23-year-old Fatbardhe Hetemaj was named 2009 Refugee Woman of the Year by the Finnish Refugee Council. Hetemaj was recognized for her efforts to counteract racism in Finland. In 1992, she fled together with her family from Kosovo and the regime of Slobodan Milosevic. The Finnish Refugee Council was impressed by the way she has proved refugees capable of taking up leading positions in business and society today, not letting prejudices stand in their way.

”Attitudes can change on the individual level and in society through education – as well as through opening our hearts and minds,” said Hetemaj after the nomination. Hetemaj herself has fought prejudices by showing her own example in everyday situations, from school to workplace. According to Hetemaj, refugees in Finland have to be more active when searching for employment or education, as they face racism despite having integrated into Finnish society.

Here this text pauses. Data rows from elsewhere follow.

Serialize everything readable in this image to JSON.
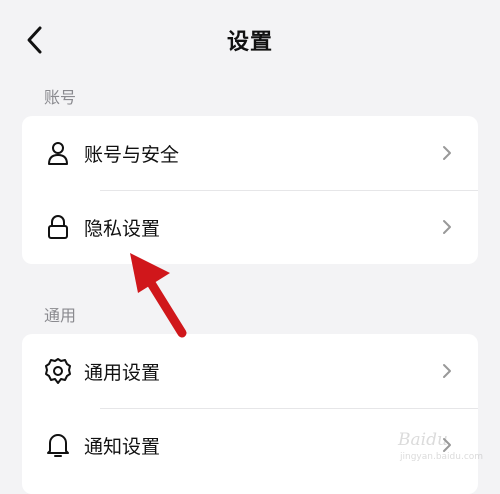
{
  "header": {
    "title": "设置",
    "back_icon": "chevron-left-icon"
  },
  "sections": [
    {
      "label": "账号",
      "items": [
        {
          "label": "账号与安全",
          "icon": "user-icon"
        },
        {
          "label": "隐私设置",
          "icon": "lock-icon"
        }
      ]
    },
    {
      "label": "通用",
      "items": [
        {
          "label": "通用设置",
          "icon": "gear-icon"
        },
        {
          "label": "通知设置",
          "icon": "bell-icon"
        }
      ]
    }
  ],
  "annotation": {
    "arrow_color": "#d0171b"
  },
  "watermark": {
    "text": "Baidu",
    "sub": "jingyan.baidu.com"
  }
}
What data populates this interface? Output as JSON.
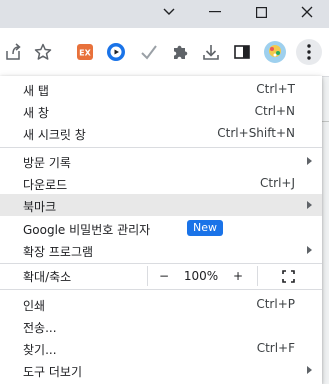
{
  "colors": {
    "titlebar": "#dee1e6",
    "accent": "#1a73e8",
    "highlight": "#e8e8e8"
  },
  "window_controls": [
    "chevron-down-icon",
    "minimize-icon",
    "maximize-icon",
    "close-icon"
  ],
  "toolbar": {
    "icons": [
      "share-icon",
      "bookmark-star-icon",
      "extension-ex-icon",
      "extension-play-icon",
      "extension-check-icon",
      "extensions-puzzle-icon",
      "download-icon",
      "side-panel-icon",
      "profile-avatar",
      "more-menu-icon"
    ]
  },
  "menu": {
    "new_tab": {
      "label": "새 탭",
      "shortcut": "Ctrl+T"
    },
    "new_window": {
      "label": "새 창",
      "shortcut": "Ctrl+N"
    },
    "incognito": {
      "label": "새 시크릿 창",
      "shortcut": "Ctrl+Shift+N"
    },
    "history": {
      "label": "방문 기록"
    },
    "downloads": {
      "label": "다운로드",
      "shortcut": "Ctrl+J"
    },
    "bookmarks": {
      "label": "북마크"
    },
    "password_manager": {
      "label": "Google 비밀번호 관리자",
      "badge": "New"
    },
    "extensions": {
      "label": "확장 프로그램"
    },
    "zoom": {
      "label": "확대/축소",
      "minus": "−",
      "value": "100%",
      "plus": "+"
    },
    "print": {
      "label": "인쇄",
      "shortcut": "Ctrl+P"
    },
    "cast": {
      "label": "전송..."
    },
    "find": {
      "label": "찾기...",
      "shortcut": "Ctrl+F"
    },
    "more_tools": {
      "label": "도구 더보기"
    }
  }
}
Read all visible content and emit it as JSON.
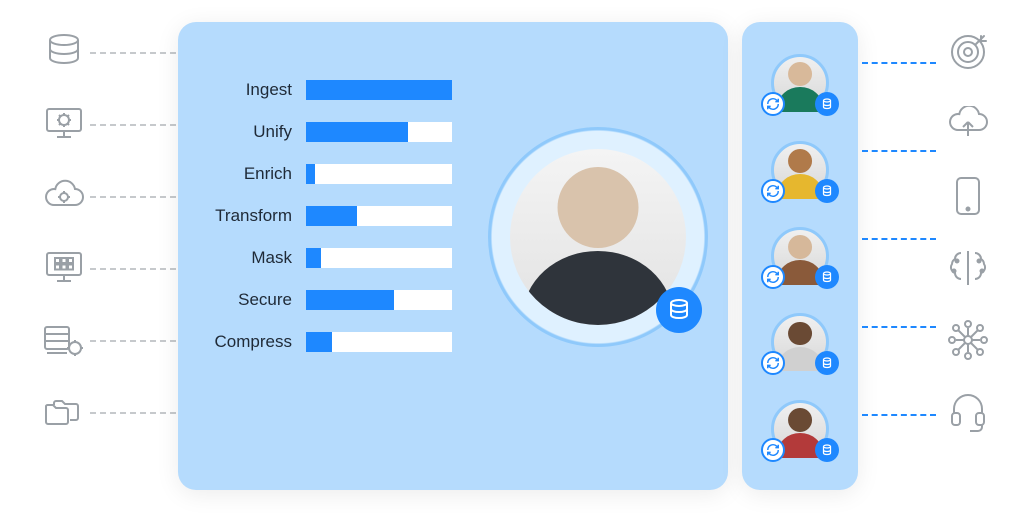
{
  "left_sources": [
    {
      "name": "database-stack-icon"
    },
    {
      "name": "computer-gear-icon"
    },
    {
      "name": "cloud-gear-icon"
    },
    {
      "name": "computer-grid-icon"
    },
    {
      "name": "server-gear-icon"
    },
    {
      "name": "folders-icon"
    }
  ],
  "main": {
    "metrics": [
      {
        "label": "Ingest",
        "value": 100
      },
      {
        "label": "Unify",
        "value": 70
      },
      {
        "label": "Enrich",
        "value": 6
      },
      {
        "label": "Transform",
        "value": 35
      },
      {
        "label": "Mask",
        "value": 10
      },
      {
        "label": "Secure",
        "value": 60
      },
      {
        "label": "Compress",
        "value": 18
      }
    ],
    "avatar_badge": "database-icon"
  },
  "people": [
    {
      "badges": {
        "left": "sync-icon",
        "right": "database-icon"
      }
    },
    {
      "badges": {
        "left": "sync-icon",
        "right": "database-icon"
      }
    },
    {
      "badges": {
        "left": "sync-icon",
        "right": "database-icon"
      }
    },
    {
      "badges": {
        "left": "sync-icon",
        "right": "database-icon"
      }
    },
    {
      "badges": {
        "left": "sync-icon",
        "right": "database-icon"
      }
    }
  ],
  "right_dests": [
    {
      "name": "target-icon"
    },
    {
      "name": "cloud-upload-icon"
    },
    {
      "name": "mobile-icon"
    },
    {
      "name": "brain-ai-icon"
    },
    {
      "name": "hub-network-icon"
    },
    {
      "name": "headset-icon"
    }
  ],
  "colors": {
    "panel_bg": "#b5dbfd",
    "accent": "#1e88ff",
    "bar_track": "#ffffff",
    "icon_gray": "#9aa0a6",
    "connector_gray": "#c6c9cc"
  },
  "chart_data": {
    "type": "bar",
    "categories": [
      "Ingest",
      "Unify",
      "Enrich",
      "Transform",
      "Mask",
      "Secure",
      "Compress"
    ],
    "values": [
      100,
      70,
      6,
      35,
      10,
      60,
      18
    ],
    "title": "",
    "xlabel": "",
    "ylabel": "",
    "ylim": [
      0,
      100
    ]
  }
}
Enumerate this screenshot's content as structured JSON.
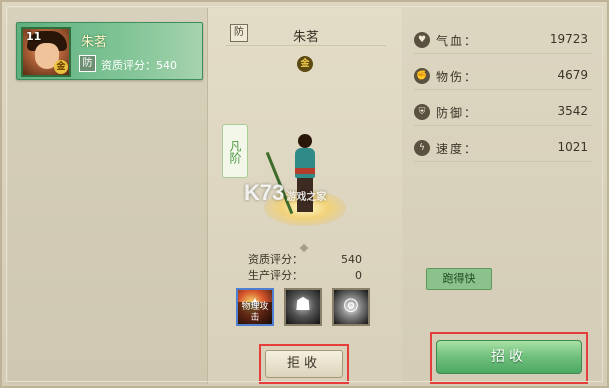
{
  "hero_list": {
    "items": [
      {
        "level": "11",
        "name": "朱茗",
        "role_badge": "防",
        "grade_badge": "金",
        "score_text": "资质评分：540"
      }
    ]
  },
  "detail": {
    "role_badge": "防",
    "name": "朱茗",
    "grade_badge": "金",
    "rank": "凡阶",
    "watermark": "K73",
    "watermark_sub": "游戏之家",
    "stats": [
      {
        "label": "资质评分：",
        "value": "540"
      },
      {
        "label": "生产评分：",
        "value": "0"
      }
    ],
    "skills": [
      {
        "icon": "physical-attack-skill-icon",
        "caption": "物理攻击"
      },
      {
        "icon": "shadow-skill-icon",
        "caption": ""
      },
      {
        "icon": "vortex-skill-icon",
        "caption": ""
      }
    ],
    "reject_label": "拒收"
  },
  "attributes": [
    {
      "icon": "heart-icon",
      "label": "气血：",
      "value": "19723"
    },
    {
      "icon": "fist-icon",
      "label": "物伤：",
      "value": "4679"
    },
    {
      "icon": "shield-icon",
      "label": "防御：",
      "value": "3542"
    },
    {
      "icon": "lightning-icon",
      "label": "速度：",
      "value": "1021"
    }
  ],
  "speed_tag": "跑得快",
  "recruit_label": "招收",
  "colors": {
    "accent_green": "#6fbf7c",
    "highlight_red": "#e43d3a",
    "panel_bg": "#d9d2bd"
  }
}
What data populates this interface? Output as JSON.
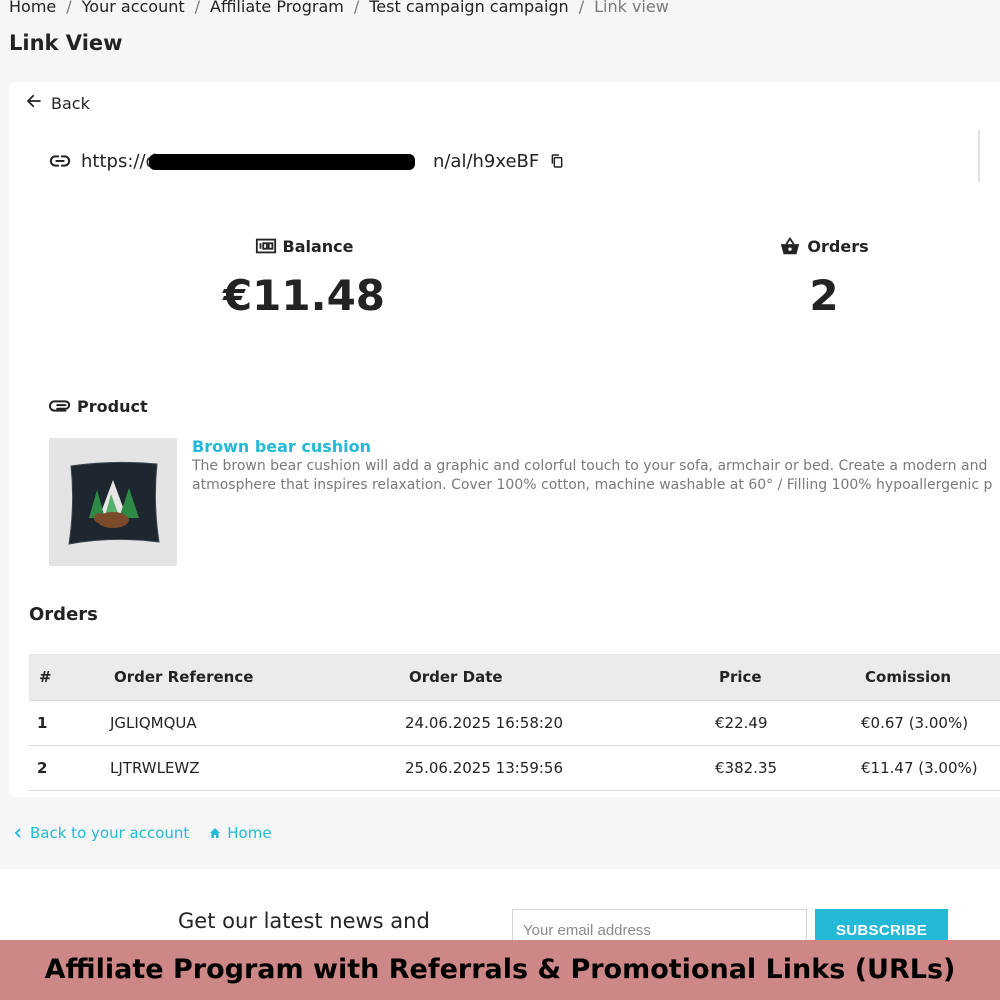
{
  "breadcrumb": {
    "items": [
      "Home",
      "Your account",
      "Affiliate Program",
      "Test campaign campaign"
    ],
    "current": "Link view"
  },
  "page_title": "Link View",
  "back_label": "Back",
  "link": {
    "prefix": "https://d",
    "suffix": "n/al/h9xeBF"
  },
  "stats": {
    "balance_label": "Balance",
    "balance_value": "€11.48",
    "orders_label": "Orders",
    "orders_value": "2"
  },
  "product": {
    "section_label": "Product",
    "name": "Brown bear cushion",
    "description_line1": "The brown bear cushion will add a graphic and colorful touch to your sofa, armchair or bed. Create a modern and",
    "description_line2": "atmosphere that inspires relaxation. Cover 100% cotton, machine washable at 60° / Filling 100% hypoallergenic p"
  },
  "orders": {
    "title": "Orders",
    "columns": [
      "#",
      "Order Reference",
      "Order Date",
      "Price",
      "Comission"
    ],
    "rows": [
      {
        "idx": "1",
        "ref": "JGLIQMQUA",
        "date": "24.06.2025 16:58:20",
        "price": "€22.49",
        "commission": "€0.67 (3.00%)"
      },
      {
        "idx": "2",
        "ref": "LJTRWLEWZ",
        "date": "25.06.2025 13:59:56",
        "price": "€382.35",
        "commission": "€11.47 (3.00%)"
      }
    ]
  },
  "footer_links": {
    "back_to_account": "Back to your account",
    "home": "Home"
  },
  "newsletter": {
    "title": "Get our latest news and",
    "email_placeholder": "Your email address",
    "subscribe_label": "SUBSCRIBE"
  },
  "banner_text": "Affiliate Program with Referrals & Promotional Links (URLs)",
  "colors": {
    "accent": "#24b9d7",
    "banner": "#cd8787",
    "page_bg": "#f6f6f6"
  },
  "icons": {
    "back": "arrow-left-icon",
    "link": "link-icon",
    "copy": "copy-icon",
    "balance": "money-icon",
    "orders": "basket-icon",
    "product": "paperclip-icon",
    "back_to_account": "chevron-left-icon",
    "home": "home-icon"
  }
}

The Hetemaj family is a good example of the positive effects of sports and education in helping refugees integrate into a new culture: Fatbardhe Hetemaj’s two brothers play soccer in the Finnish national team, and Hetemaj herself has a university degree and currently works for a multinational company.

The Refugee Woman of the Year nomination fuelled up yet again the public debate about refugees and immigrants in Finland. The current economic downturn has given room for more critical voices towards immigration into Finland, and very often refugees are grouped together with other groups of people entering the country. The nomination of Hetemaj was criticized on the online discussion forum of Helsingin Sanomat, a national newspaper.

The main concern of the debaters is why the Finnish tax payers’ money should be used for citizens of other countries when, according to one writer, “there are more than enough mouths to be fed in Finland”. Others, however, point out that the percentage of refugees among all the people benefiting from the Finnish social support system is in reality very small. The media is also criticized for its way of reporting about refugees: the major media only publishes stories that are deemed “refugee friendly”, and the stories are perceived to be far from the reality that Finnish people experience in their everyday lives when encountering refugees. On the other hand, many welcomed Hetemaj’s nomination as a positive sign: since the globalised world gives us no choice but to face different cultures and people and learn to live side by side, it is encouraging to hear success stories, like the one of the Hetemaj family.